米国の半導体企業ナビタス・セミコンダクター(NVTS)の株価が5月22日の米国市場で急騰、午後1時過ぎの時点で154%上昇し、4.8ドルあまりで取引されています。これは、同社がエヌビディア(NVDA)との戦略的パートナーシップを発表したことによるものです。この提携により、ナビタスはエヌビディアの次世代800V高電圧直流(HVDC)アーキテクチャの開発に参画し、同社のGPUを駆動する「Kyber」ラックスケールシステムを支援することとなります。
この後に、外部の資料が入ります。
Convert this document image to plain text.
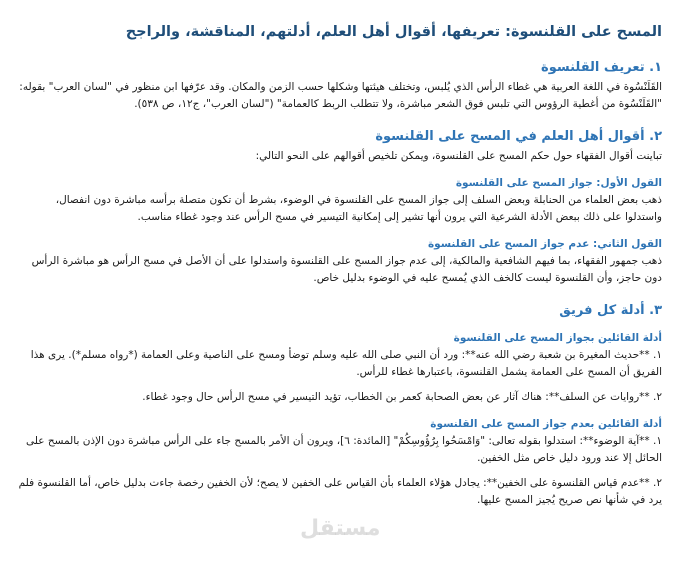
المسح على القلنسوة: تعريفها، أقوال أهل العلم، أدلتهم، المناقشة، والراجح
١. تعريف القلنسوة

القَلَنْسُوة في اللغة العربية هي غطاء الرأس الذي يُلبس، وتختلف هيئتها وشكلها حسب الزمن والمكان. وقد عرّفها ابن منظور في "لسان العرب" بقوله: "القَلَنْسُوة من أغطية الرؤوس التي تلبس فوق الشعر مباشرة، ولا تتطلب الربط كالعمامة" ("لسان العرب"، ج١٢، ص ٥٣٨).

٢. أقوال أهل العلم في المسح على القلنسوة

تباينت أقوال الفقهاء حول حكم المسح على القلنسوة، ويمكن تلخيص أقوالهم على النحو التالي:

القول الأول: جواز المسح على القلنسوة

ذهب بعض العلماء من الحنابلة وبعض السلف إلى جواز المسح على القلنسوة في الوضوء، بشرط أن تكون متصلة برأسه مباشرة دون انفصال، واستدلوا على ذلك ببعض الأدلة الشرعية التي يرون أنها تشير إلى إمكانية التيسير في مسح الرأس عند وجود غطاء مناسب.

القول الثاني: عدم جواز المسح على القلنسوة

ذهب جمهور الفقهاء، بما فيهم الشافعية والمالكية، إلى عدم جواز المسح على القلنسوة واستدلوا على أن الأصل في مسح الرأس هو مباشرة الرأس دون حاجز، وأن القلنسوة ليست كالخف الذي يُمسح عليه في الوضوء بدليل خاص.

٣. أدلة كل فريق
أدلة القائلين بجواز المسح على القلنسوة

١. **حديث المغيرة بن شعبة رضي الله عنه**: ورد أن النبي صلى الله عليه وسلم توضأ ومسح على الناصية وعلى العمامة (*رواه مسلم*). يرى هذا الفريق أن المسح على العمامة يشمل القلنسوة، باعتبارها غطاء للرأس.

٢. **روايات عن السلف**: هناك آثار عن بعض الصحابة كعمر بن الخطاب، تؤيد التيسير في مسح الرأس حال وجود غطاء.

أدلة القائلين بعدم جواز المسح على القلنسوة

١. **آية الوضوء**: استدلوا بقوله تعالى: "وَامْسَحُوا بِرُؤُوسِكُمْ" [المائدة: ٦]، ويرون أن الأمر بالمسح جاء على الرأس مباشرة دون الإذن بالمسح على الحائل إلا عند ورود دليل خاص مثل الخفين.

٢. **عدم قياس القلنسوة على الخفين**: يجادل هؤلاء العلماء بأن القياس على الخفين لا يصح؛ لأن الخفين رخصة جاءت بدليل خاص، أما القلنسوة فلم يرد في شأنها نص صريح يُجيز المسح عليها.

مستقل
ナビタスの技術とエヌビディアの次世代データセンター構想
ナビタスは、ガリウムナイトライド(GaN)およびシリコンカーバイド(SiC)技術を活用した次世代パワー半導体の専門企業であり、GaNFastおよびGeneSiCブランドで製品を展開しています。これらの技術は、従来のシリコンベースの半導体に比べて高速スイッチング、高効率、小型化を実現し、AIデータセンター、電気自動車、再生可能エネルギーシステムなどの高性能コンピューティング環境に最適です。
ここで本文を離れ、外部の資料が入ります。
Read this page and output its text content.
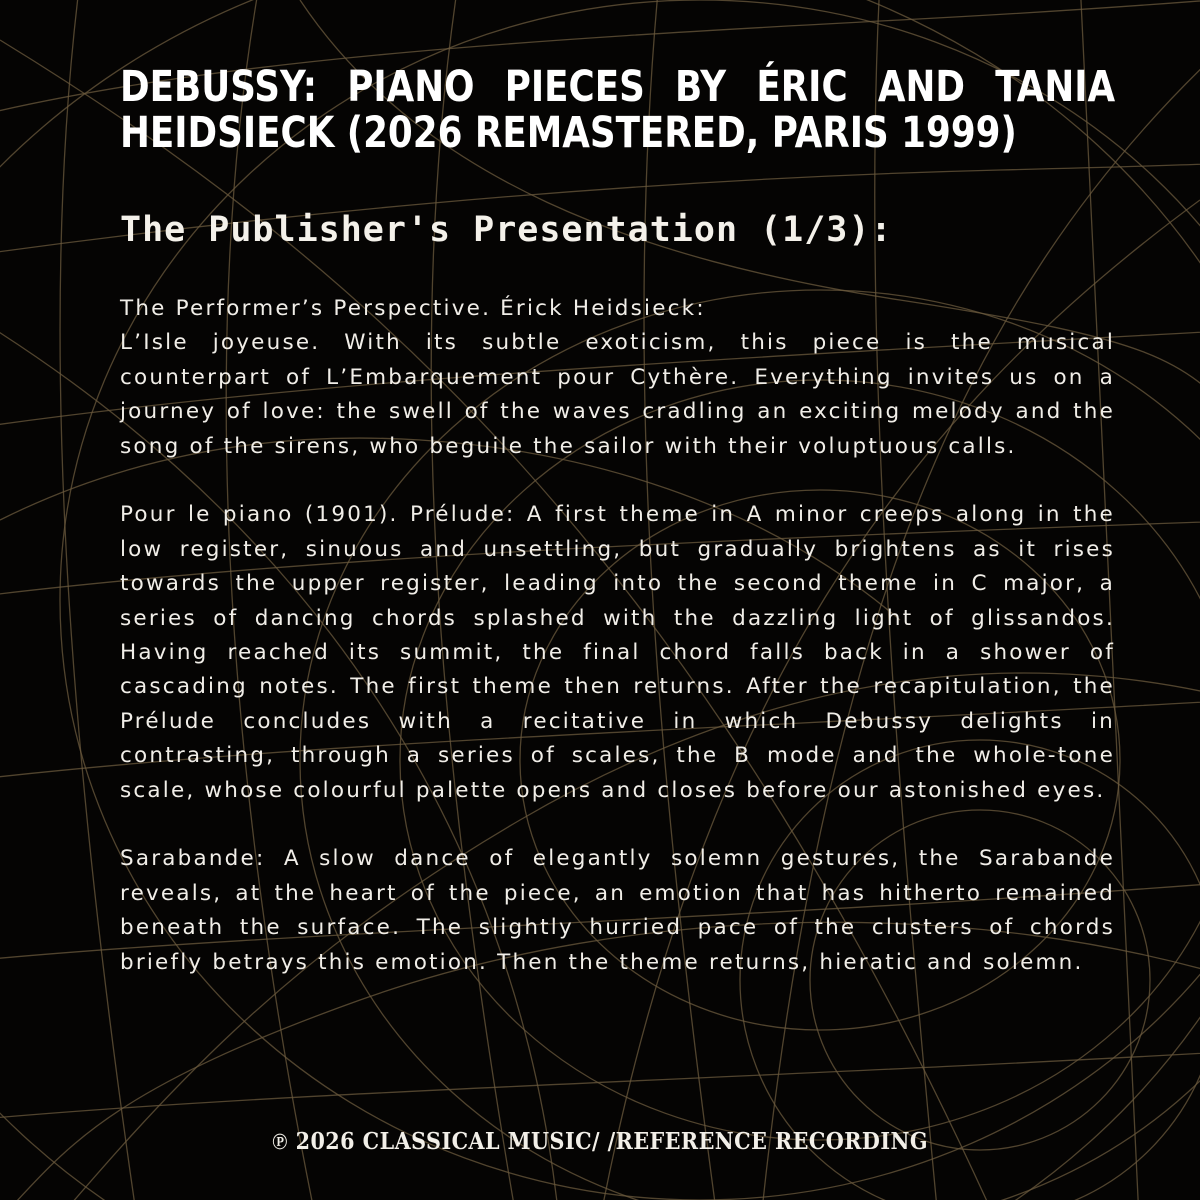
DEBUSSY: PIANO PIECES BY ÉRIC AND TANIA HEIDSIECK (2026 REMASTERED, PARIS 1999)
The Publisher's Presentation (1/3):

The Performer’s Perspective. Érick Heidsieck:
L’Isle joyeuse. With its subtle exoticism, this piece is the musical counterpart of L’Embarquement pour Cythère. Everything invites us on a journey of love: the swell of the waves cradling an exciting melody and the song of the sirens, who beguile the sailor with their voluptuous calls.

Pour le piano (1901). Prélude: A first theme in A minor creeps along in the low register, sinuous and unsettling, but gradually brightens as it rises towards the upper register, leading into the second theme in C major, a series of dancing chords splashed with the dazzling light of glissandos. Having reached its summit, the final chord falls back in a shower of cascading notes. The first theme then returns. After the recapitulation, the Prélude concludes with a recitative in which Debussy delights in contrasting, through a series of scales, the B mode and the whole-tone scale, whose colourful palette opens and closes before our astonished eyes.

Sarabande: A slow dance of elegantly solemn gestures, the Sarabande reveals, at the heart of the piece, an emotion that has hitherto remained beneath the surface. The slightly hurried pace of the clusters of chords briefly betrays this emotion. Then the theme returns, hieratic and solemn.

℗ 2026 CLASSICAL MUSIC/ /REFERENCE RECORDING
エヌビディアの800V HVDCアーキテクチャは、従来の54Vインラック電力分配システムの限界を克服し、1メガワット(MW)以上の電力を各ラックに供給することを目指しています。この新しいアーキテクチャにより、銅の使用量を最大45%削減し、電力効率を最大5%向上させ、メンテナンスコストを最大70%削減することが可能となります。ナビタスのGaNSafeパワーICとGeneSiC SiC MOSFETは、この高効率な電力供給インフラの中核を担います。
株式市場の反応と投資家への影響
ナビタスの株価は、エヌビディアとの提携発表後、時間外取引で大きく上昇し、最大224%増の6.19ドルを記録しました。この急騰は、同社の技術が次世代AIデータセンターの電力供給において重要な役割を果たすことへの期待を反映しています。一方で、ナビタスは2024年に8,330万ドルの売上高に対して8,460万ドルの純損失を計上しており、収益化には課題も残っています。
エヌビディアとの提携は、ナビタスの技術力と市場での地位を強化する可能性がありますが、投資家は短期的な株価の変動に注意し、長期的な視点での成長性を見極めることが重要です。特に、エヌビディアが2027年から800V HVDCアーキテクチャの本格導入を予定していることから、ナビタスの収益への具体的な貢献は中長期的な視点で評価する必要があります。
今後の展望と投資戦略
ナビタスのエヌビディアとの提携は、同社の技術が次世代AIデータセンターの電力供給において重要な役割を果たすことを示しています。しかし、収益化までの道のりや競合他社との競争など、依然として課題も存在します。投資家は、短期的な株価の変動に惑わされず、ナビタスの技術開発や市場展開の進捗を注視し、長期的な成長性を見極めることが求められます。
エヌビディアとの提携により、ナビタスはAIデータセンター市場でのプレゼンスを強化し、将来的な収益拡大が期待されます。しかし、投資判断においては、同社の財務状況、技術開発の進捗、競合環境などを総合的に評価することが重要です。